Does stock market liquidity predict the business cycle?

Thursday, 4 April 2013: 8:30 AM
Nicholas Apergis, Ph.D. , Newcastle Campus, Northumbria University, Newcastle upon Tyne, United Kingdom
Panagiotis G. Artikis, Ph.D. , Department of Business Administration, University of Piraeus, Piraeus, Greece
Dimitrios Kyriazis, Ph.D. , Department of Banking & Financial Management, University of Piraeus, Piraeus, Greece
Academics and researchers across the world have been dealing with the identification of factors and variables that can prove to be leading indicators for future macroeconomic growth and the business cycle. One strand of literature, based on the notion that stock prices are equal to the expected value of future income, proposes that asset prices should contain information about future growth in the economy. In this line a number of variables have been identified that forecast the business cycle such as common risk factors that predict stock returns, interest rates, term spreads and exchange rates.

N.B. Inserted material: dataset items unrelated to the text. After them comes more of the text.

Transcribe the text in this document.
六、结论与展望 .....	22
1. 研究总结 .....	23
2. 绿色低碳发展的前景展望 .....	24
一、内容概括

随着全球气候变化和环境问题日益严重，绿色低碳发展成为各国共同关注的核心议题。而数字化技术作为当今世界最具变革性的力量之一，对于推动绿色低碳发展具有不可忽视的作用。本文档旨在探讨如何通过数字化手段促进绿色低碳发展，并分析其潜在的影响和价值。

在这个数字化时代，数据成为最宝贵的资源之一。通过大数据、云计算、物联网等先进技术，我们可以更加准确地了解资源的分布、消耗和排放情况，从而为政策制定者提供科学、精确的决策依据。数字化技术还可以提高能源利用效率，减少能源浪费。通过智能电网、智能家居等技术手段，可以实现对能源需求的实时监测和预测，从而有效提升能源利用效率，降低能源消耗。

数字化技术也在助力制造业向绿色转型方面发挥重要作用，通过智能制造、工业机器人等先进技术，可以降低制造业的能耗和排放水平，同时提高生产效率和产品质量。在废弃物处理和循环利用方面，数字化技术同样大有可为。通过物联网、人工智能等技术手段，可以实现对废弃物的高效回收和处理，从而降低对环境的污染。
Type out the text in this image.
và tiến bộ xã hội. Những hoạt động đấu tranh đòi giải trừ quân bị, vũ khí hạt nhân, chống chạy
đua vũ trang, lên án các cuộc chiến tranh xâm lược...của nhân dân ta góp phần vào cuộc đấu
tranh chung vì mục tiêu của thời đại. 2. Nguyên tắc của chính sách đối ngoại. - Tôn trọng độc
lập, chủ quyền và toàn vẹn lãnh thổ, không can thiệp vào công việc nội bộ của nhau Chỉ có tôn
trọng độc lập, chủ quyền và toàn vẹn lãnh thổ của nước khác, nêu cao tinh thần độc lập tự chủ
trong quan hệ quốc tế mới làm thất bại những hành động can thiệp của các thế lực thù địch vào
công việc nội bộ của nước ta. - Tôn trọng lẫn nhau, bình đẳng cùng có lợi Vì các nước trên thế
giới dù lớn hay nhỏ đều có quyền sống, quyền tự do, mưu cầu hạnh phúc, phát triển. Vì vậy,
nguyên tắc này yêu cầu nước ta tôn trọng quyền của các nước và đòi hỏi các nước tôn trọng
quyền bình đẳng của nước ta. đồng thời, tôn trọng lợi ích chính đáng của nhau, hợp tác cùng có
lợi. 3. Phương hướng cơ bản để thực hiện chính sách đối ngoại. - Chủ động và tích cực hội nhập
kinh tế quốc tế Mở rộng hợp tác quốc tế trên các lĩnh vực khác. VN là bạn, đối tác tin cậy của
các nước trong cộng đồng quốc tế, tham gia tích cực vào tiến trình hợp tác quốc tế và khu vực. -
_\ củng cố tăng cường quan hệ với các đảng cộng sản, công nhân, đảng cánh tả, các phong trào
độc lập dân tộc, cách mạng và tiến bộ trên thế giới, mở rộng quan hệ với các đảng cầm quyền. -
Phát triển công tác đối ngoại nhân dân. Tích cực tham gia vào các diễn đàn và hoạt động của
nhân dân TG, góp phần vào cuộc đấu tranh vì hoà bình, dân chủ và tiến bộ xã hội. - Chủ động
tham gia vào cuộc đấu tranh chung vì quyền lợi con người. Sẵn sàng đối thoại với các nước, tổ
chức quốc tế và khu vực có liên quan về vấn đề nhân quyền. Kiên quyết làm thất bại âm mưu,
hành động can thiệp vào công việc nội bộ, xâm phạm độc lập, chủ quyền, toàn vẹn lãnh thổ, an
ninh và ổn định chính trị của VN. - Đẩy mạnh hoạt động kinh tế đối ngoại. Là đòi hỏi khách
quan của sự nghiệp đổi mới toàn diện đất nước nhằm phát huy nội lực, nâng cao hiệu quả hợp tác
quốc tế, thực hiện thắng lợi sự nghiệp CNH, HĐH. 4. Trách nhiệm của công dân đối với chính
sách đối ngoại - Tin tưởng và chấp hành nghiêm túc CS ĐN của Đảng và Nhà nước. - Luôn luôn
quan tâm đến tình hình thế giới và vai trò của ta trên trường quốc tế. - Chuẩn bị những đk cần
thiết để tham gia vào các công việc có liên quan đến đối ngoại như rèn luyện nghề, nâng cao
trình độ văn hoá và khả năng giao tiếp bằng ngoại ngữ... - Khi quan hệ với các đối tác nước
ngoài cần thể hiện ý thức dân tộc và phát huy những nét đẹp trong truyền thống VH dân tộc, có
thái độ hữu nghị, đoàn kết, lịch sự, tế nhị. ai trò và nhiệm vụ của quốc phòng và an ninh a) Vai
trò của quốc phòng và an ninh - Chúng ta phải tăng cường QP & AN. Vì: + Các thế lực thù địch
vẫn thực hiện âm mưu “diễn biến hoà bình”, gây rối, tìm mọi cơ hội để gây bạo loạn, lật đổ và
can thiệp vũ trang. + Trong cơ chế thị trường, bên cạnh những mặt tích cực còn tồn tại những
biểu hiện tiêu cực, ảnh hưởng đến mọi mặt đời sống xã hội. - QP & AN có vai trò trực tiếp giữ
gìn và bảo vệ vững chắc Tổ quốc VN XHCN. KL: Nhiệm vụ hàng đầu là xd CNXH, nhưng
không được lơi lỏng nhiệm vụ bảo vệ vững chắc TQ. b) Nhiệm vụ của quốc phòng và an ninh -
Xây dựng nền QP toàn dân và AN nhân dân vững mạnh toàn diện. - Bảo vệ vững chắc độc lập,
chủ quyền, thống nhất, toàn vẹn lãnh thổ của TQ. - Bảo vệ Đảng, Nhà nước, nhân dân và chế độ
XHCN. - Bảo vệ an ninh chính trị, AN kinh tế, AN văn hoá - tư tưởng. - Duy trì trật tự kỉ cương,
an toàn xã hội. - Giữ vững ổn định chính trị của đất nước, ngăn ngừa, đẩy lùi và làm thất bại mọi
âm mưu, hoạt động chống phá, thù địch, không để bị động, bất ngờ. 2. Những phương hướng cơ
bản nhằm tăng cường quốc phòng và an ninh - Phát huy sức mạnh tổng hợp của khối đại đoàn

In the present research we focus on the liquidity of the stock market, which proxies for the implicit cost of trading shares, and examine whether there is a strong relationship between stock market liquidity and the business cycle. This relationship has not attracted a great deal of attention in the literature and especially the causality of this relationship; in other words the issue of how aggregate market liquidity affects the future conditions of the real economy.

In doing so, we estimate four different liquidity proxies, Amihud’s (2002) illiquidity ratio, relative spread, turnover and volume of trading. All four liquidity proxies are first estimated for each stock for each quarter and then the equally weighted cross-sectional average for each quarter is calculated. The setting of the study is the two largest stock markets in Europe in terms of capitalization and number of companies listed, the London Stock Exchange and the Deutsche Börse from 1994 to 2011 and 1999 to 2011 respectively.

We regress four different measures of economic activity, real GDP, real Consumption, real Investment and the Unemployment Rate against the liquidity proxies and three control variables, the term spread, the market risk premium and the stock market volatility, using different specifications of the empirical model and we perform Granger causality tests between the liquidity measures and the macro variables to ensure the robustness of our results.

The empirical results show that aggregate stock market liquidity contains strong and robust information about the future state of the business cycle. Furthermore, the relationship remains stable for all liquidity proxies and for both markets examined, i.e. U.K. and Germany.